CryptDB, a piece of database software the researchers presented in a paper at the Symposium on Operating System Principles in October, allows users to send queries to an encrypted set of data and get almost any answer they need from it without ever decrypting the stored information, a trick that keeps the info safe from hackers, accidental loss and even snooping administrators.
The paper is available here [PDF].
The MIT group had two key insights. The first was that, although a fully general homomorphic encryption algorithm was very complex, there were existing algorithms that had similar properties for particular operations. (For example, a method called Paillier encryption allows addition of the encrypted data.) The second insight was that standard SQL queries do not require all that many types of operations. Their approach was to try to find a collection of algorithms that, taken together, would allow the necessary operations to be performed.

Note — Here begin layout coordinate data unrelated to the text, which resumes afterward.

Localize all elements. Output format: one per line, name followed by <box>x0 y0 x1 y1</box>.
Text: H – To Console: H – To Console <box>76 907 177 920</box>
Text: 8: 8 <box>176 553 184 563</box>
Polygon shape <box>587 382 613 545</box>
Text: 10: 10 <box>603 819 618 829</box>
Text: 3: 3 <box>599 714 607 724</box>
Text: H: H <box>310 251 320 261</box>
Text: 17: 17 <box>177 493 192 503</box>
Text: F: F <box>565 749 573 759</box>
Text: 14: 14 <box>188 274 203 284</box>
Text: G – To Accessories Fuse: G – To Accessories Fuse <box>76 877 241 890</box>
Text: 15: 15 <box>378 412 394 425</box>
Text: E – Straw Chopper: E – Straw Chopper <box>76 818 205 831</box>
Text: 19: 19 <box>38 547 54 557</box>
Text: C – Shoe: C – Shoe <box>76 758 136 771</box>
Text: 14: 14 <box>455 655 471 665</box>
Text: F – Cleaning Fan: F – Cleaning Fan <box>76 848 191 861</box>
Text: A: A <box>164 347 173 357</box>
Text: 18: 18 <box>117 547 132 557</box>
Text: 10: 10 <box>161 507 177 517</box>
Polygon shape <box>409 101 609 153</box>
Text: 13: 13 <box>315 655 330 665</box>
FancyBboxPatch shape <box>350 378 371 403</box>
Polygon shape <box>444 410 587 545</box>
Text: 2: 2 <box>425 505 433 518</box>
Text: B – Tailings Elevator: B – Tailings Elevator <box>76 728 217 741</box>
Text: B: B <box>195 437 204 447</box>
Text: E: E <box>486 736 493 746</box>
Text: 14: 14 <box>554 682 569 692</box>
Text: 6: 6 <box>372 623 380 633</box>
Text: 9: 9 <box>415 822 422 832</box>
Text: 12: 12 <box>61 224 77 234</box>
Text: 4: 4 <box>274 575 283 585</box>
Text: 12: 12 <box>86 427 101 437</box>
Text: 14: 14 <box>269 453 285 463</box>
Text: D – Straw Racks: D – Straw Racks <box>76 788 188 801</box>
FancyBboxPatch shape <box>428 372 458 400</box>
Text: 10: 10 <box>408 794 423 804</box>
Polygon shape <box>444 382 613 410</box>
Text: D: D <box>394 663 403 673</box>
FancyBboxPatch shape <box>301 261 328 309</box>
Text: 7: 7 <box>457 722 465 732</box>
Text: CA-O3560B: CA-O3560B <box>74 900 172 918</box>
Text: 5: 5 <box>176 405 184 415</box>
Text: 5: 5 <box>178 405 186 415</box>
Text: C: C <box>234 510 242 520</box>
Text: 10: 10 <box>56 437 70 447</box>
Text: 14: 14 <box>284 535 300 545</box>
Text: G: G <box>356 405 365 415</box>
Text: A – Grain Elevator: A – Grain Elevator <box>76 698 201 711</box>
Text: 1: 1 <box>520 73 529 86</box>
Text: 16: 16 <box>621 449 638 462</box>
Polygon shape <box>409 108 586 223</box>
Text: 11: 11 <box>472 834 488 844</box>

“The insight we had, the cool idea, is that SQL queries in a database are composed of relatively few types of operations: equal to, less than, summing up, sorting,” says MIT professor of software technology Nickolai Zeldovich. “For each operation, we were able to find an encryption scheme that is quite efficient at computing on encrypted data.”
The CryptDB approach “wraps” the data with layers of encryption, each of which allows different kinds of operations to be performed on the encrypted data. Depending on the processing to be performed, different layers of encryption are removed, but the data is never fully decrypted. Not surprisingly, this does not provide perfect security.
CryptDB has its limits, the MIT researchers warn–no square roots, for one example. And while the data is never completely decrypted, it does “leak” information about the underlying data when enough outer layers of encryption are removed, revealing attributes like which data points are equal to each other.
Still, the method does provide some significant protection, and its limitations did not seem to have too severe an impact on a sample of real data base queries. Further work will certainly be needed to delineate what can and can’t be done with the CryptDB approach, but it does seem to be the most practical method for processing encrypted data developed so far.